Recently, I have been amping up my training with running. Finally! After well over a year of no running, I can run again. As well, I’m doing more regular weight training.
Here is where the factor of depression comes in. I noticed that my recovery and increased training coincided with the weather having finally started to warm up and be nicer. I realized, here I am as someone battling with clinical depression and heavily affected by SAD (seasonal depression) and heavily injured and unable to train properly for the last year or so. Man, 2016 was a shitty year! (And not because Trump won because I actually won a bet because of that.)
I have been told by countless people that they are astonished by how unfazed I am by major complications in my life. I am generally fairly steadfast, and while I may be super disgruntled during a moment of crisis or when a problem arises, I always think that I need to keep on trucking. Resilience is a skill that so many people today have forgotten about. Personally, I can’t say why I’m particularly skilled at resilience, but I know now how important it is to general success.
Anyway, I have been thinking about why I am so motivated to train now. I did not realize how much the injuries had affected my general motivation, mainly due to the aforementioned attitude about resilience. I also don’t think I realized how much the seasons affect my motivation.
It’s easy for experts to say, “Exercise helps with depression and makes you happy!” For the most part this seems to be true, but when I am depressed, I generally don’t want to exercise at all. Add that to the fact that I couldn’t do much physically…
A big wake up call for me happened when I was holding my last Yellow Belt Test in March. Most people didn’t notice, maybe a few probably did, but holy shit was I out of breath!
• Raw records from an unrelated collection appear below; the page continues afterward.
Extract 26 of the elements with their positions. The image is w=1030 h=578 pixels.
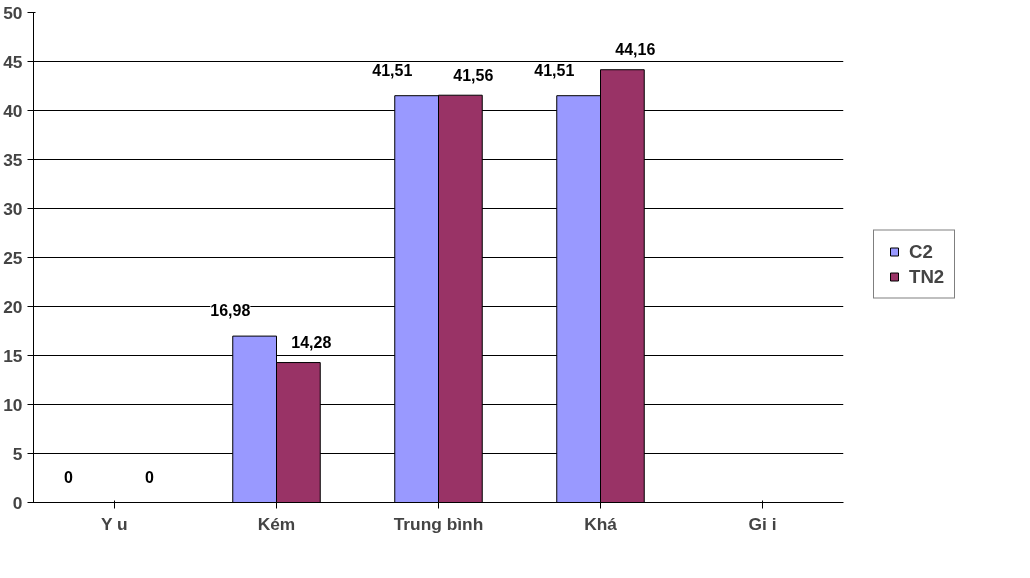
- data-label: 41,51: [534, 62, 575, 80]
- y-tick-label: 40: [3, 100, 23, 121]
- data-label: 44,16: [615, 41, 656, 59]
- x-tick-label: Gi i: [748, 513, 777, 534]
- x-tick-label: Kém: [257, 513, 296, 534]
- y-tick-label: 35: [3, 149, 23, 170]
- legend-label: TN2: [909, 265, 945, 288]
- x-tick-label: Trung bình: [393, 513, 484, 534]
- y-tick-label: 20: [3, 296, 23, 317]
- y-tick-label: 5: [12, 443, 23, 464]
- data-label: 16,98: [210, 302, 251, 320]
- x-tick-label: Khá: [584, 513, 618, 534]
- y-tick-label: 15: [3, 345, 23, 366]
- data-label: 14,28: [291, 333, 332, 351]
- y-tick-label: 50: [3, 2, 23, 23]
- y-tick-label: 10: [3, 394, 23, 415]
- data-label: 41,51: [372, 62, 413, 80]
- x-tick-label: Y u: [101, 513, 128, 534]
- data-label: 0: [63, 468, 73, 486]
- y-tick-label: 25: [3, 247, 23, 268]
- data-label: 41,56: [453, 66, 494, 84]
- y-tick-label: 30: [3, 198, 23, 219]
- y-tick-label: 45: [3, 51, 23, 72]
- y-tick-label: 0: [12, 492, 23, 513]
- data-label: 0: [144, 468, 154, 486]
- legend-label: C2: [909, 240, 933, 263]
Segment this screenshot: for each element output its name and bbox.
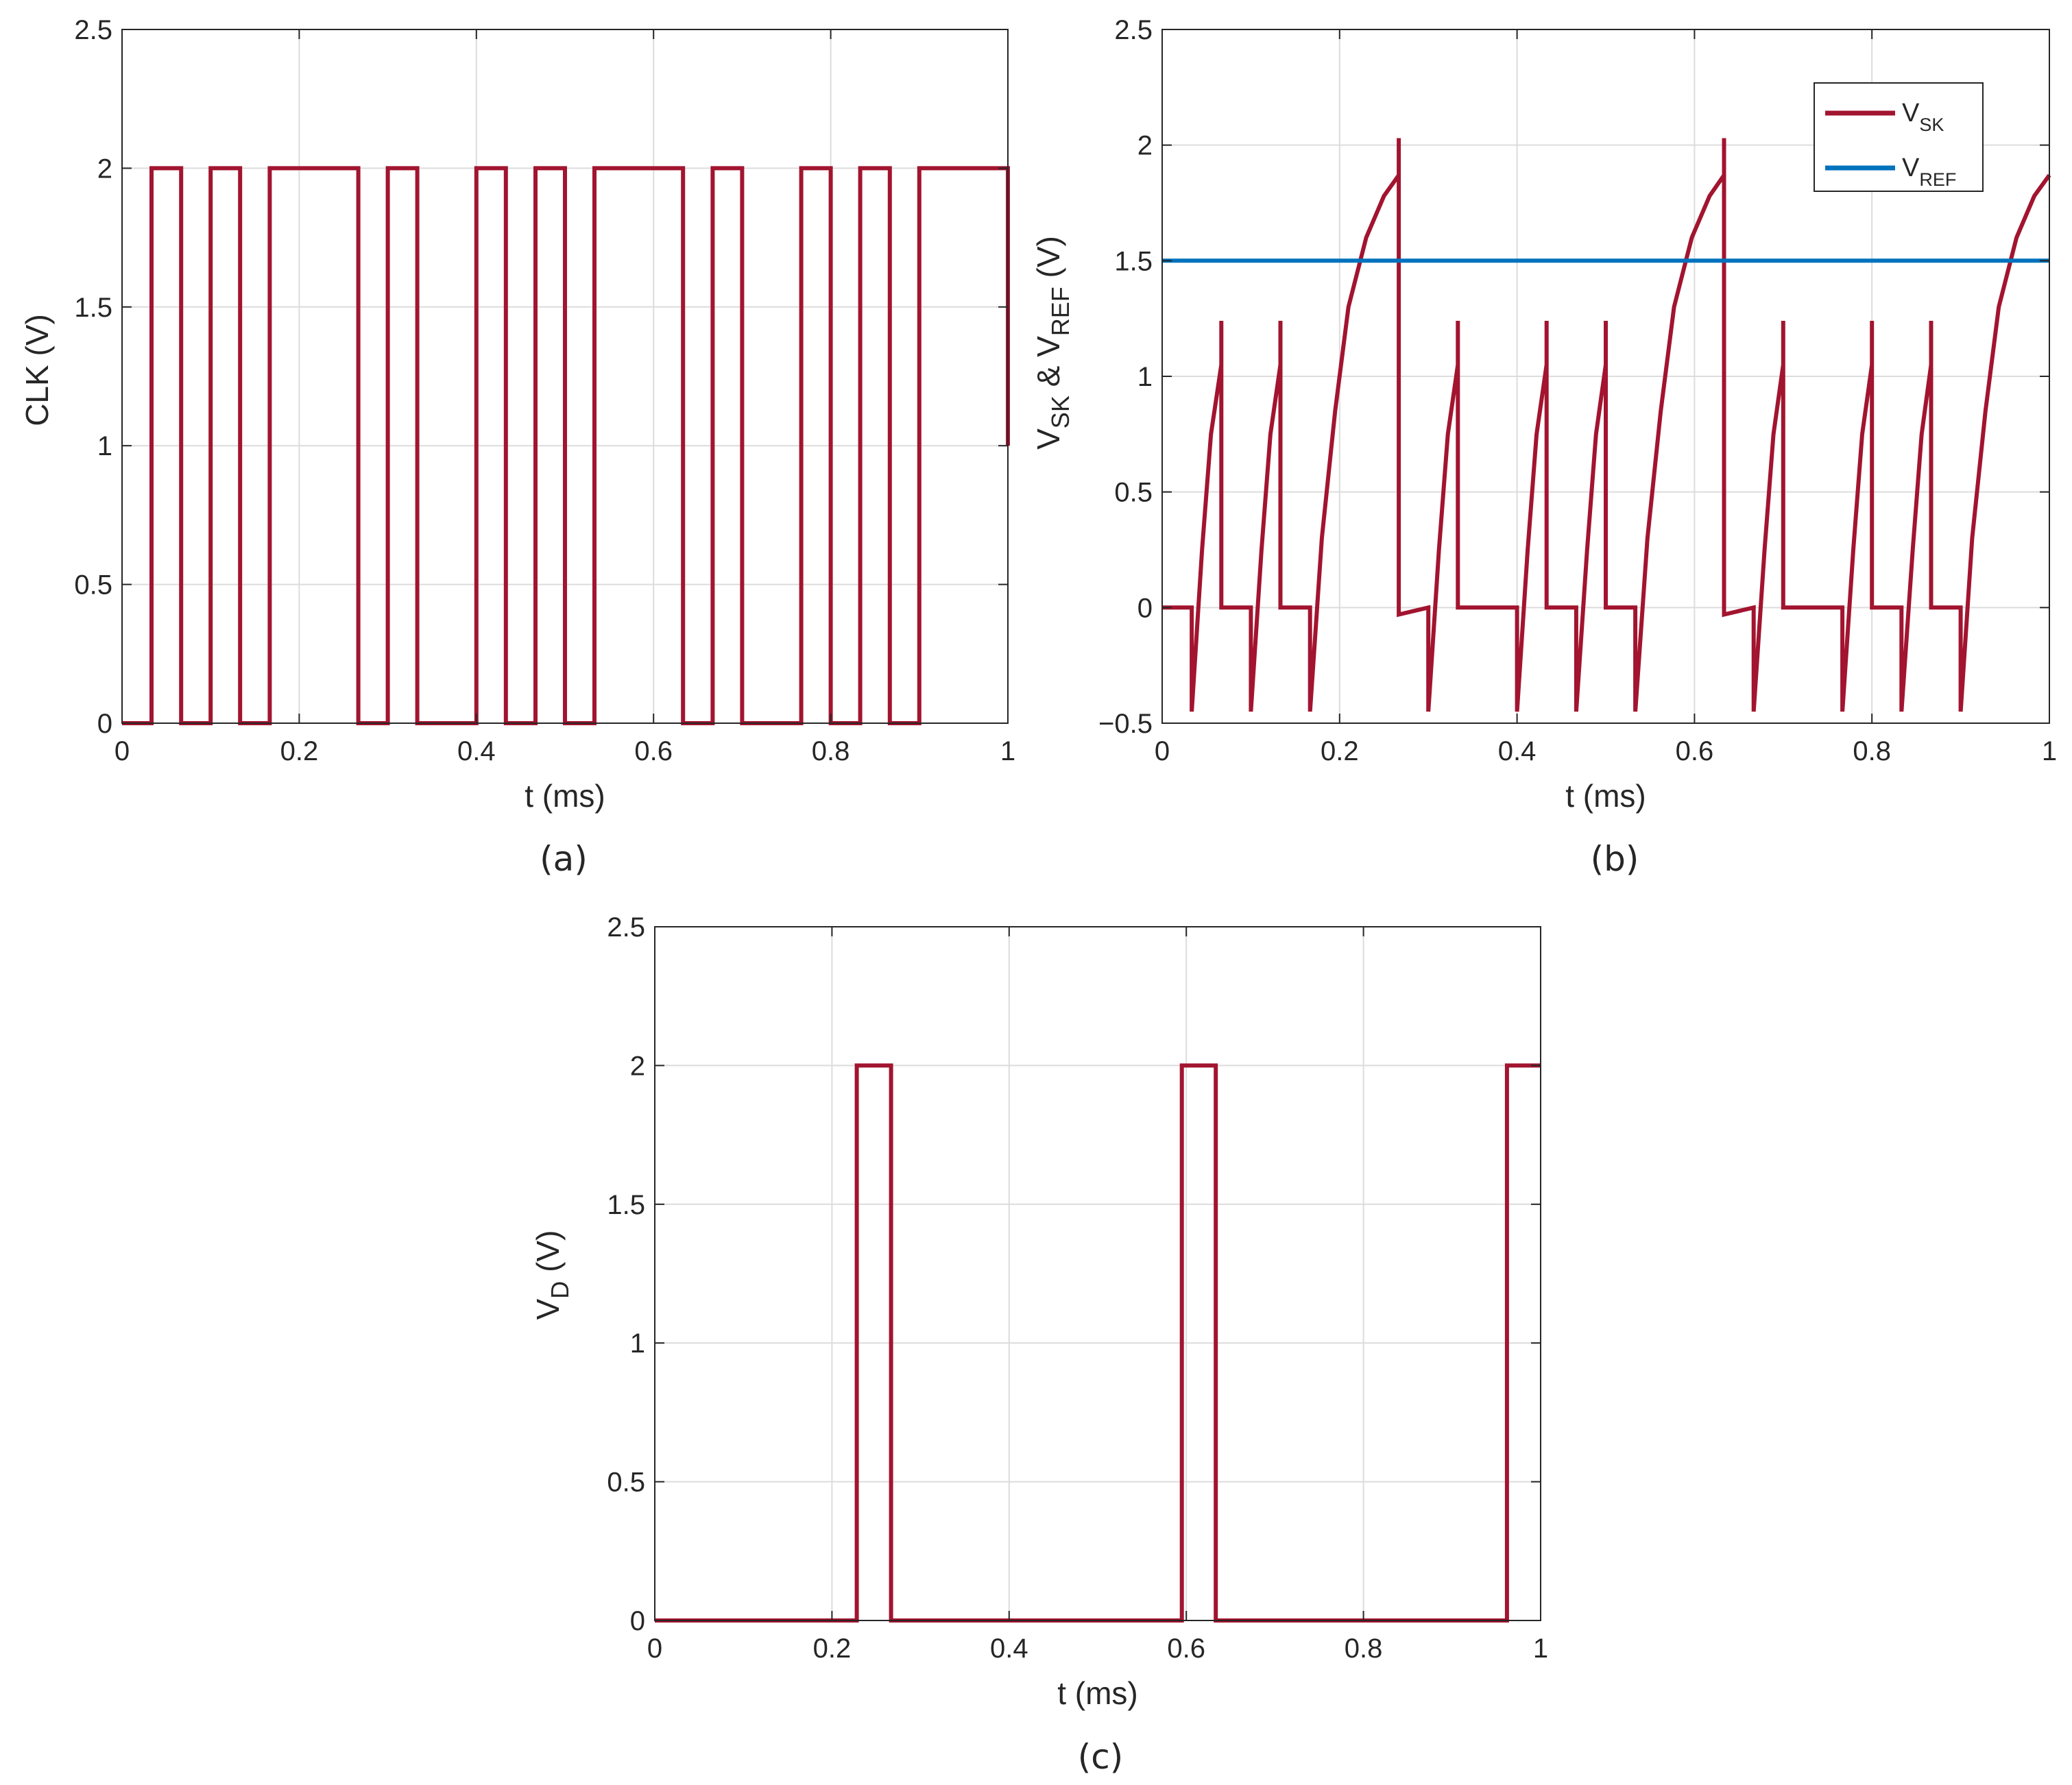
x-tick-label: 0.6	[1676, 736, 1714, 766]
x-tick-label: 1	[2042, 736, 2057, 766]
plot-area-c	[655, 927, 1541, 1620]
y-tick-label: 2.5	[74, 15, 112, 45]
y-tick-label: 1	[1137, 362, 1153, 392]
x-tick-label: 0	[647, 1634, 662, 1664]
x-tick-label: 0.4	[990, 1634, 1028, 1664]
legend-entry-subscript: REF	[1919, 169, 1956, 190]
y-tick-label: 0	[1137, 593, 1153, 623]
y-tick-label: −0.5	[1098, 709, 1153, 739]
panel-label: (c)	[1078, 1737, 1124, 1777]
x-tick-label: 0.4	[1498, 736, 1537, 766]
y-tick-label: 2	[1137, 131, 1153, 161]
legend-entry-main: V	[1902, 99, 1920, 127]
y-tick-label: 0.5	[74, 570, 112, 600]
legend-entry-ref: VREF	[1902, 154, 1956, 190]
x-tick-label: 0	[1155, 736, 1170, 766]
x-tick-label: 0.8	[1345, 1634, 1383, 1664]
series-vsk-line	[1162, 138, 2051, 712]
legend-box	[1814, 82, 1984, 192]
y-axis-label-part: (V)	[1031, 236, 1066, 287]
panel-label: (a)	[540, 839, 588, 879]
x-tick-label: 0.4	[457, 736, 496, 766]
x-tick-label: 0.6	[634, 736, 673, 766]
y-tick-label: 0.5	[607, 1468, 645, 1498]
chart-panel-c: 0 0.2 0.4 0.6 0.8 1 0 0.5 1 1.5 2 2.5 t (ms) VD (V) (c…	[530, 912, 1548, 1777]
axes-frame-c	[654, 926, 1541, 1621]
y-tick-label: 1.5	[607, 1190, 645, 1220]
x-tick-label: 0.2	[1321, 736, 1359, 766]
x-axis-label: t (ms)	[1565, 778, 1646, 814]
y-axis-label-subscript: REF	[1046, 287, 1074, 336]
y-tick-label: 2.5	[607, 912, 645, 943]
y-axis-label-part: V	[1031, 428, 1066, 450]
legend-entry-sk: VSK	[1902, 99, 1944, 135]
panel-label: (b)	[1591, 839, 1639, 879]
x-tick-label: 0	[115, 736, 130, 766]
legend-entry-main: V	[1902, 154, 1920, 182]
y-tick-label: 1	[630, 1328, 645, 1359]
y-axis-label: VSK & VREF (V)	[1031, 236, 1074, 450]
y-tick-label: 0.5	[1114, 478, 1153, 508]
legend-entry-subscript: SK	[1919, 114, 1944, 135]
y-tick-label: 2.5	[1114, 15, 1153, 45]
series-line-c	[655, 1063, 1541, 1623]
x-tick-label: 0.2	[813, 1634, 852, 1664]
y-tick-label: 2	[630, 1051, 645, 1081]
x-tick-label: 1	[1000, 736, 1015, 766]
y-tick-label: 0	[630, 1606, 645, 1636]
y-axis-label: VD (V)	[530, 1230, 574, 1320]
y-axis-label-part: & V	[1031, 336, 1066, 396]
y-axis-label-part: V	[530, 1298, 566, 1320]
axes-frame-a	[121, 29, 1009, 724]
x-tick-label: 0.8	[1853, 736, 1891, 766]
x-tick-label: 0.6	[1167, 1634, 1205, 1664]
y-tick-label: 1	[97, 431, 112, 461]
y-axis-label-subscript: D	[546, 1281, 574, 1299]
y-tick-label: 1.5	[1114, 246, 1153, 276]
x-axis-label: t (ms)	[1057, 1675, 1138, 1711]
x-tick-label: 0.8	[812, 736, 850, 766]
chart-panel-b: 0 0.2 0.4 0.6 0.8 1−0.500.511.522.5t (ms)VSK …	[1031, 15, 2057, 879]
x-tick-label: 0.2	[280, 736, 319, 766]
x-axis-label: t (ms)	[525, 778, 605, 814]
y-tick-label: 1.5	[74, 293, 112, 323]
chart-panel-a: 0 0.2 0.4 0.6 0.8 1 0 0.5 1 1.5 2 2.5 t (ms) CLK (V) (…	[19, 15, 1015, 879]
y-tick-label: 0	[97, 709, 112, 739]
y-tick-label: 2	[97, 154, 112, 184]
y-axis-label-subscript: SK	[1046, 396, 1074, 428]
x-tick-label: 1	[1533, 1634, 1548, 1664]
y-axis-label: CLK (V)	[19, 314, 55, 426]
y-axis-label-part: (V)	[530, 1230, 566, 1281]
I often write about how being an instructor should not be about how great you are as a practitioner, but how great your students become from your training. Yet, I think in this case, my students are my motivation to become better. Realizing how out of shape I was made me think to myself, “For my student’s sake, I cannot be this out of shape.” Not that I was ever really an athlete, but you know…
With my regular depression mildly under control and seasonal depression nearing its end and my crippling injuries behind me, I now find the motivation to train from my students (and the sun), which is something I did not fully appreciate until now.
I am not sure what I am really trying to say about this topic other than that living with depression can be tough, especially when you are high functioning. At least in my case, so many people depend on me and my ability to function. It’s especially hard in this industry when there are so many hyper athletic, super motivated people around me getting better and better as I watch and think, “Man, I wish I could be that motivated.” What is your motivation? No matter what level of intrinsic motivation you have and no matter the condition of your mental health, people still need to find their motivation.
I supposed I have found mine in my students and those who depend on me. It is good to know because without knowing that this motivates me, I would only be a facade of an instructor, telling my students to do something that I struggle to find on a daily basis. Though my students may not realize it, I am grateful that they are there to continue to drive me forward so that I can offer them the best training experience possible.
If you struggle with a mental health issue, don’t let it get you down (pun intended). Don’t let injury cripple you and keep looking for what keeps you motivated. Slow and steady is better than nothing at all. Two steps forward and one step back is still progress.